Как и всякий человек, задумавшийся о правде, Скотт чувствовал себя гнусным лжецом, его изводили малейшие проступки. А этот был серьезным, он все усложнил. Хотя лучше Зельде не становилось, Скотт все же верил в ее возвращение, поэтому фаталист в нем говорил, что все оправдания новой влюбленности жалки. Он снова казался себе зеленым юнцом, заброшенным судьбой на чужбину и ищущим утешения.
По крайней мере, теперь, в «Садах», друзья не давали ему зачахнуть в одиночестве. Боги и Мэйо стучались к нему по-свойски, будто навещая больного, уговаривали поплавать с ними при свете фонарей, поиграть в пинг-понг.

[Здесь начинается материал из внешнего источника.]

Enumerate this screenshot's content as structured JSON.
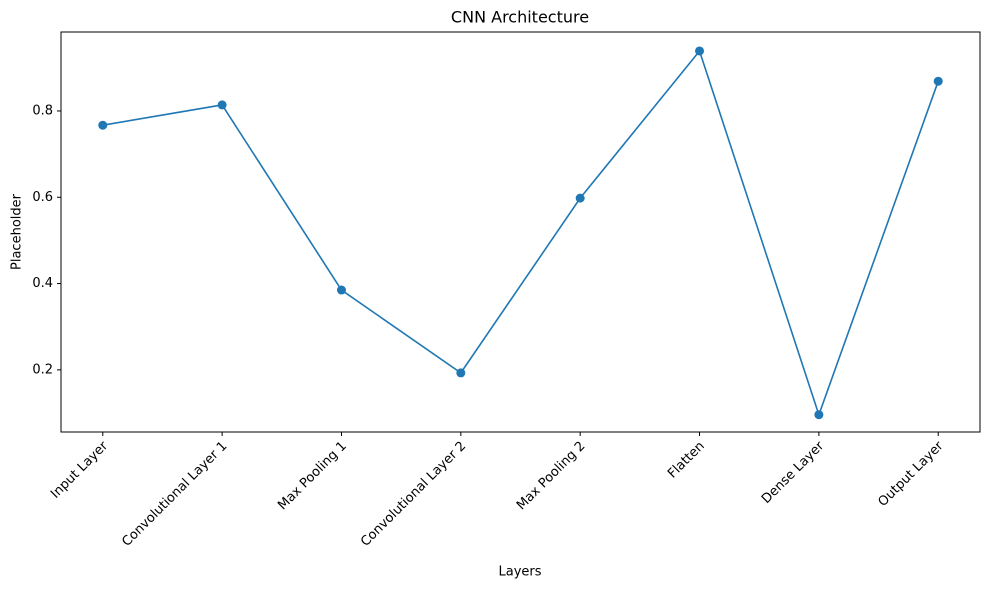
{
  "chart_data": {
    "type": "line",
    "title": "CNN Architecture",
    "x_label": "Layers",
    "y_label": "Placeholder",
    "categories": [
      "Input Layer",
      "Convolutional Layer 1",
      "Max Pooling 1",
      "Convolutional Layer 2",
      "Max Pooling 2",
      "Flatten",
      "Dense Layer",
      "Output Layer"
    ],
    "series": [
      {
        "name": "Placeholder",
        "color": "#1f77b4",
        "values": [
          0.767,
          0.814,
          0.385,
          0.193,
          0.598,
          0.939,
          0.096,
          0.869
        ]
      }
    ],
    "ylim": [
      0.056,
      0.983
    ],
    "yticks": [
      0.2,
      0.4,
      0.6,
      0.8
    ],
    "grid": false,
    "markers": true
  }
}
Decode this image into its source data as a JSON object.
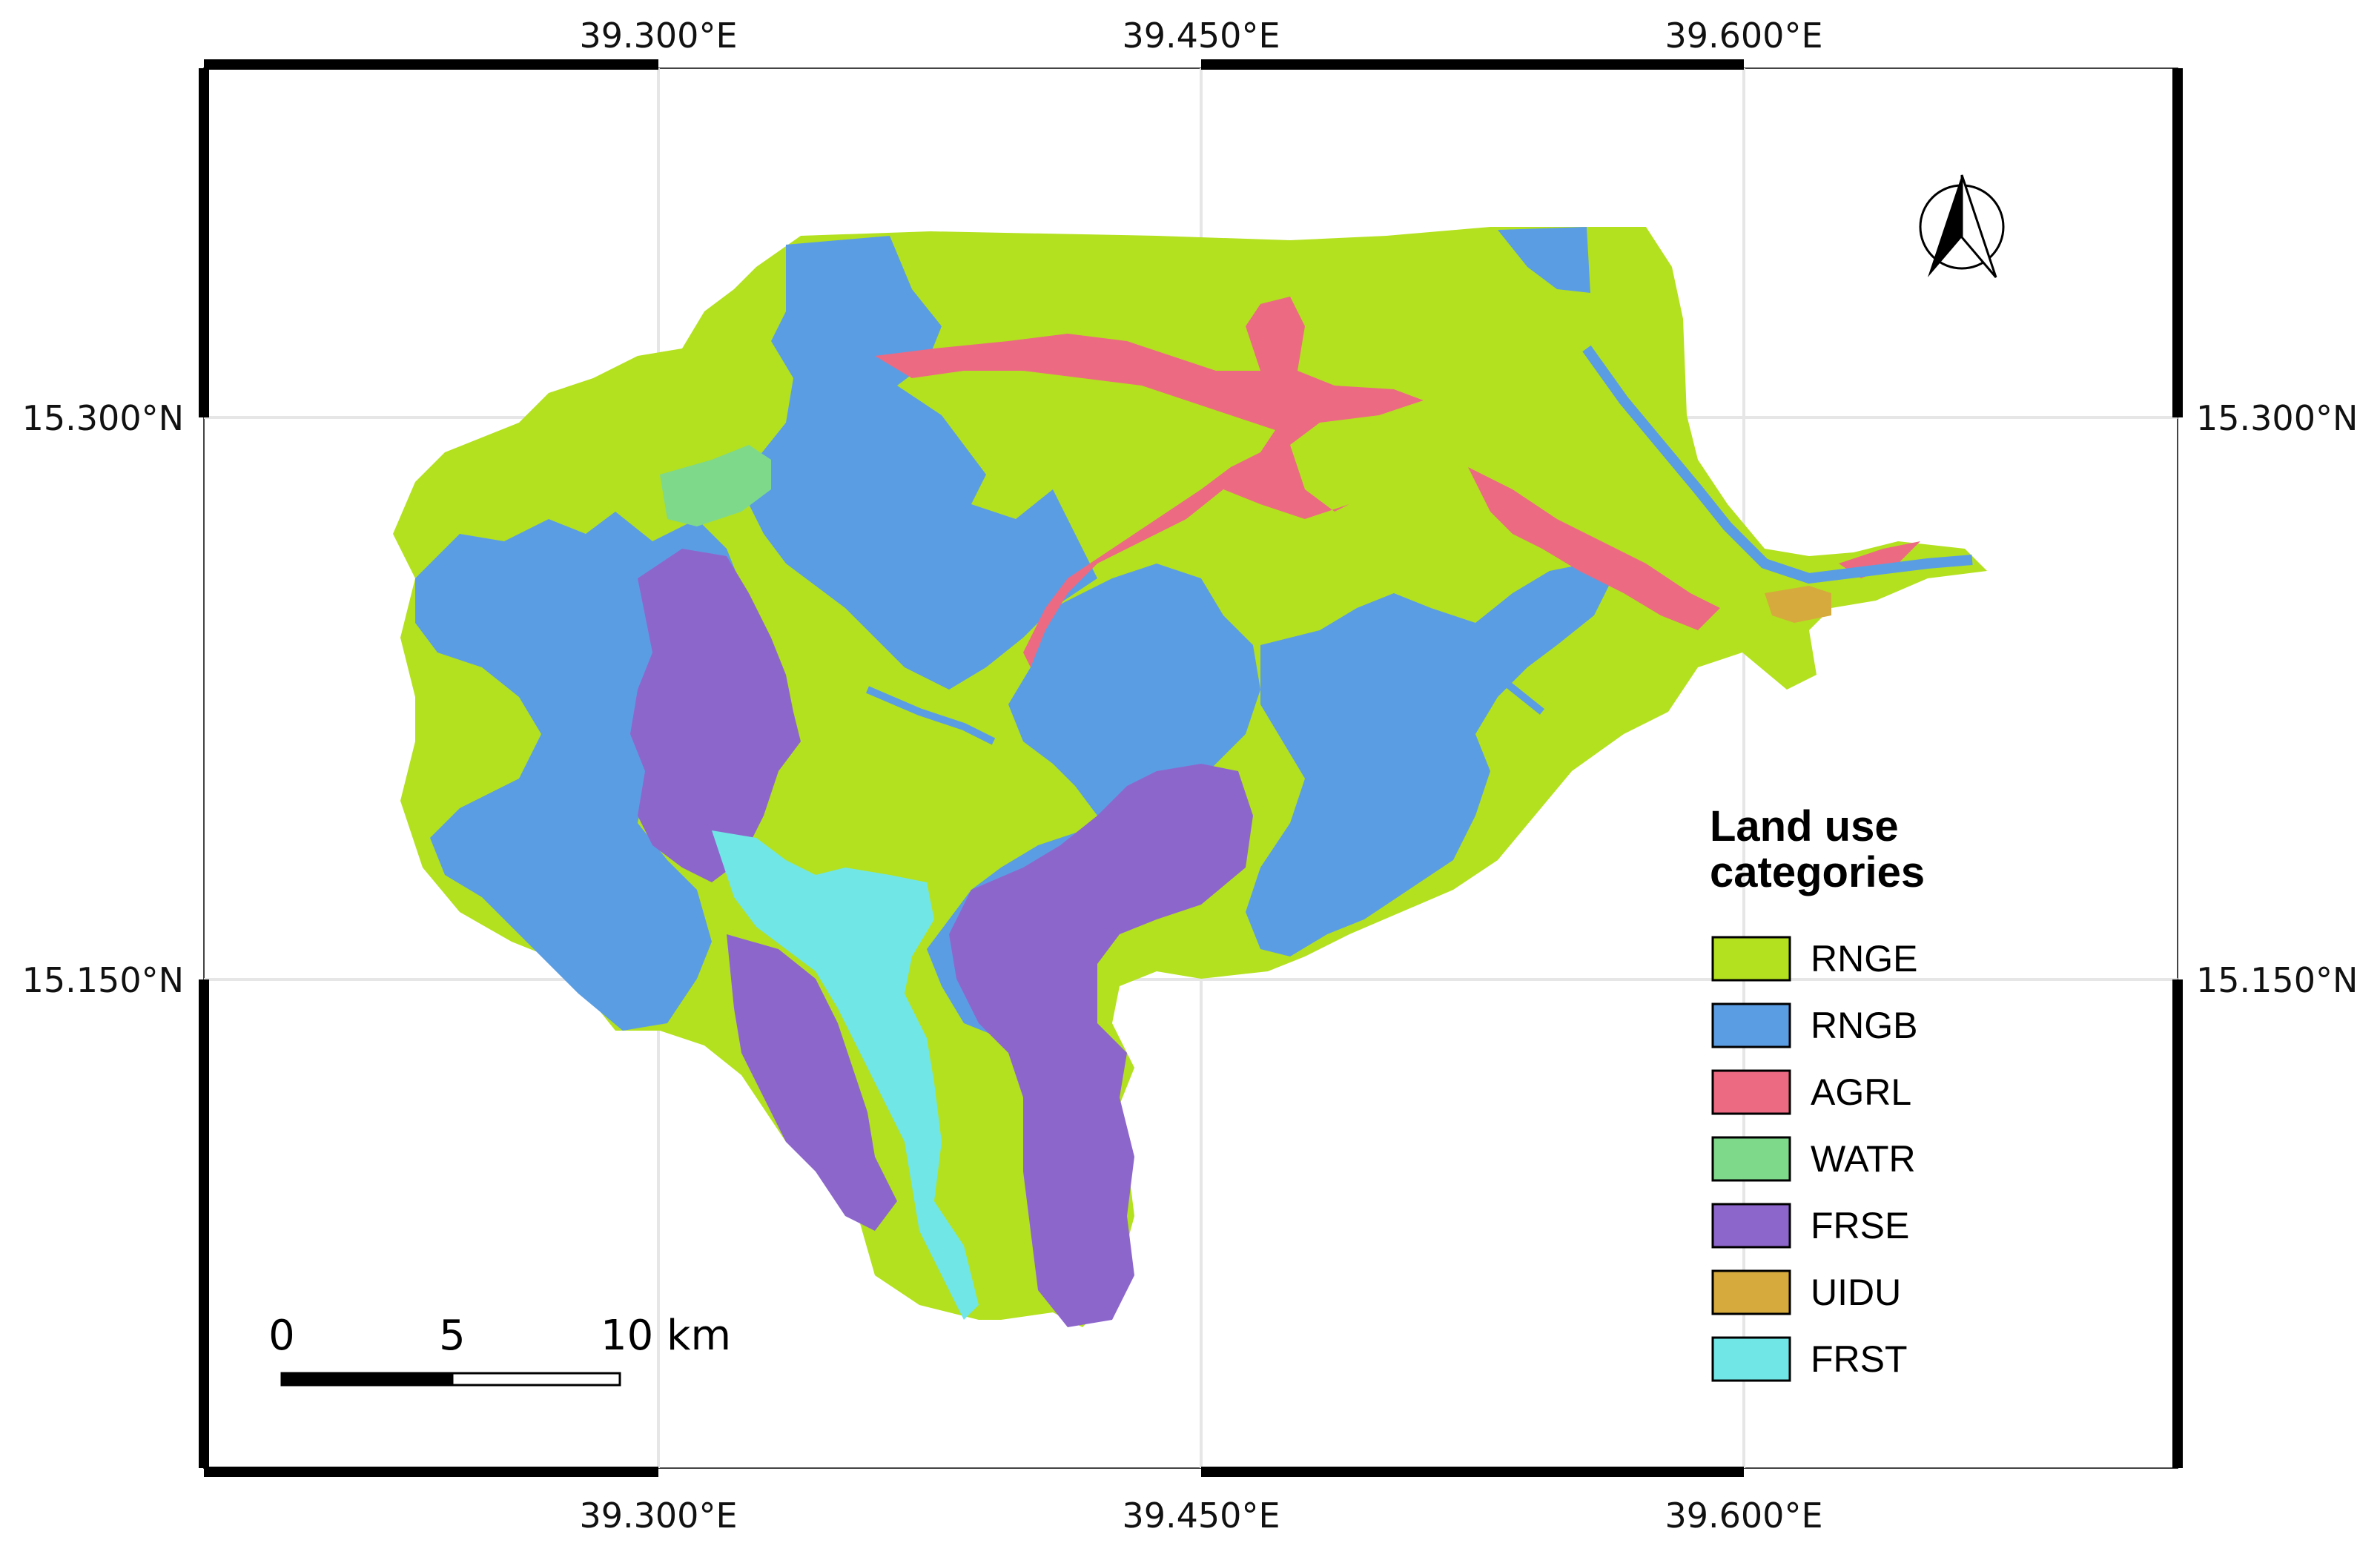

В то лето самой модной игрой стали шарады, которые Бенчли терпеть не мог, а вот Скотт к ним пристрастился – они напоминали ему об университетском театре. Скотт и Дотти непостижимым образом понимали друг друга с полуслова, так что их старались разводить по разным командам. Расслабленный после пары коктейлей, откинувшись на лежак, Скотт хохотал над тем, как Сид показывал Лона Чейни, и смотрел на звезды, радуясь, что он здесь.

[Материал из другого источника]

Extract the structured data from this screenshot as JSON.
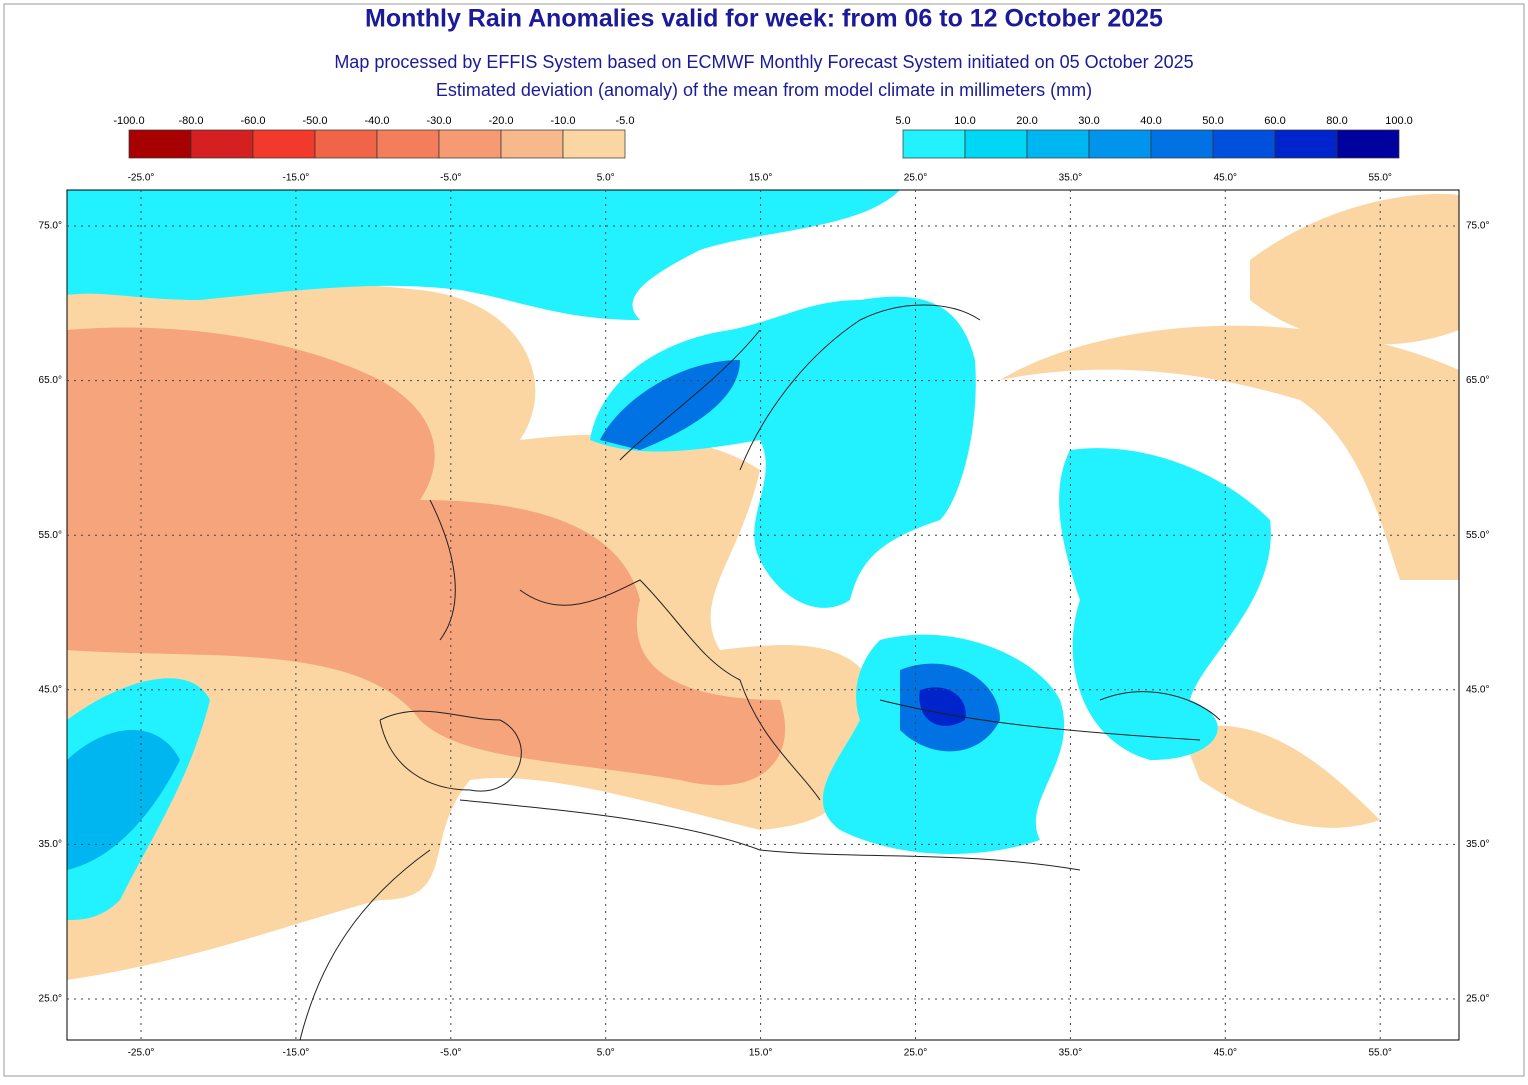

Дотти больше занималась вечеринками, чем работой, и после того, как он пожертвовал сотню на спасение Испании, приглашала его на все благотворительные вечера. Скотт поддержал только Гильдию сценаристов, причем больше из личной заинтересованности, чем принципа. Дотти говорила, они дают ежегодный званый ужин в «Коконат-Гроув» в «Амбассадоре». Соберутся самые сливки и все такое. Есть у него смокинг? Есть – старомодный, с широкими лацканами, как носили в 25-м, не слишком хорошо сидящий. Может, он даже когда-то надевал его в «Коконат-Гроув», как раз когда разбил губу Боги.
– Да не помню я, что на тебе тогда было, – сказал Боги. – Зато помню, что вел ты себя как полный сукин сын.
– Теперь я изменился!
– Еще как изменился! Теперь ты старый полный сукин сын.
Скотт сам вел машину и потому опоздал. Подходя к дверям клуба, он услышал, как его машина, которую служащий должен был отогнать, заглохла, но оборачиваться не стал.
Он вошел в «Коконат-Гроув», когда оркестр играл печальную балладу, и словно перенесся в прошлое. Приглушенный свет, над заполненной танцующими парами площадкой нависали искусственные пальмы, оставшиеся от съемок «Шейха» с Валентино, к стволам тут и там прицепились обезьянки из папье-маше. На занавесе позади оркестра полная луна освещала белый шлейф водопада, с темно-синего свода потолка сияли звезды. Под этим фальшивым небом он танцевал с Джоан Кроуфорд, когда еще никакой Джоан Кроуфорд не было и в помине[50]. Потом увлекся Лоис Моран[51]. Она стала звездой в семнадцать – милый, умный ребенок, которого мать сопровождала во всех поездках. Увлечение было взаимным, Зельда ревновала и даже выбросила из окна поезда платиновые «Картье», купленные им в подарок, когда они покидали Нью-Йорк. Это был единственно известный ей способ приструнить мужа. Теперь он стоял один в видавшем виды пыльном смокинге и тосковал по тем странным дням, когда все было так запутано.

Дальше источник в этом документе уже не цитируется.